2.1.10 A change in emphasis
The ADA guidelines in 2008 [16] emphasised that nutrition counselling should be tailored to the individual, with encouragement of low GI carbohydrate foods and adequate vitamin and mineral intake. Low carbohydrate and restricted diets were recommended for weight loss in those with type 2 diabetes, but for 1 year only. Specific guidelines were included for physical activity.

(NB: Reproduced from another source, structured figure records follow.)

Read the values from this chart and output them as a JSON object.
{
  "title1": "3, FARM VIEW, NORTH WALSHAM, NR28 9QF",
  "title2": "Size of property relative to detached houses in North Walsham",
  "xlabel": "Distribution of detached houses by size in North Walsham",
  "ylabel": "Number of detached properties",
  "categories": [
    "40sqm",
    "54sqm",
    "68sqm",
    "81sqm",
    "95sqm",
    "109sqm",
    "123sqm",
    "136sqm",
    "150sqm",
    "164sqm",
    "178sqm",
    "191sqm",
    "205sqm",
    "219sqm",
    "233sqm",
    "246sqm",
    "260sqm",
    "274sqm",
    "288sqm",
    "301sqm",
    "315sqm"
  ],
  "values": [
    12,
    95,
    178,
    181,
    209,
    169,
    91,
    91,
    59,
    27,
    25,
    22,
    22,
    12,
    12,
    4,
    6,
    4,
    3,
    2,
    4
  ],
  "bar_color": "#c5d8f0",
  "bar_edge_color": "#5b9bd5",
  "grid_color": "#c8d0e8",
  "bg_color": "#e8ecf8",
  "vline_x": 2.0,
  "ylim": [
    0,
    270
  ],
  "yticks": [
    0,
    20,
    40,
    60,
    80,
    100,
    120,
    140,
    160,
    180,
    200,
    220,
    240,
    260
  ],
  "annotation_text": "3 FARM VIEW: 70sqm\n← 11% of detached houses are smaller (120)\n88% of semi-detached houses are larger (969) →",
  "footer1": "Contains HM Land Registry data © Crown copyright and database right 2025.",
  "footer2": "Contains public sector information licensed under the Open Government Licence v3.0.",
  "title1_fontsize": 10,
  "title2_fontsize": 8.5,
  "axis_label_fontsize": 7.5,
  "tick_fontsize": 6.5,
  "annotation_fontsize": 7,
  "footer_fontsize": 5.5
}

The Diabetes UK 2011 guidelines [18] place an emphasis on carbohydrate management and a more flexible approach to weight loss, unlike previous guidelines which were expressed in terms of recommendations for individual nutrient intakes. These guidelines aim to support self-management, promote healthy lifestyles and reduce the risk of type 2 diabetes and the co-morbidities associated with diabetes. They encourage healthy eating and recommend effective strategies for weight management and glycaemic control.
2.1.11 Summary
Over the years, dietary management of diabetes has been subject to personal whim and anecdotal evidence. History has shown that complicated, restrictive diets are challenging, impractical and unsuccessful for the majority of people with diabetes. The development and improvement of evidence-based dietary recommendations have been important in understanding how to optimise metabolic control, but adherence to diet and lifestyle advice still proves challenging for many people with diabetes. It is essential to continue to develop skills and knowledge on how best to facilitate diet and lifestyle education, learning, motivation and support for individuals and groups with diabetes.
Key points
Dietary treatment of diabetes dates from the Ancient Greeks.
The first diets concentrated on severe carbohydrate restriction.
Over the subsequent years, carbohydrate management was promoted, together with more emphasis on dietary management of cardiovascular risk and body weight.
Today, an individualised, evidence-based approach is recommended by most authorities.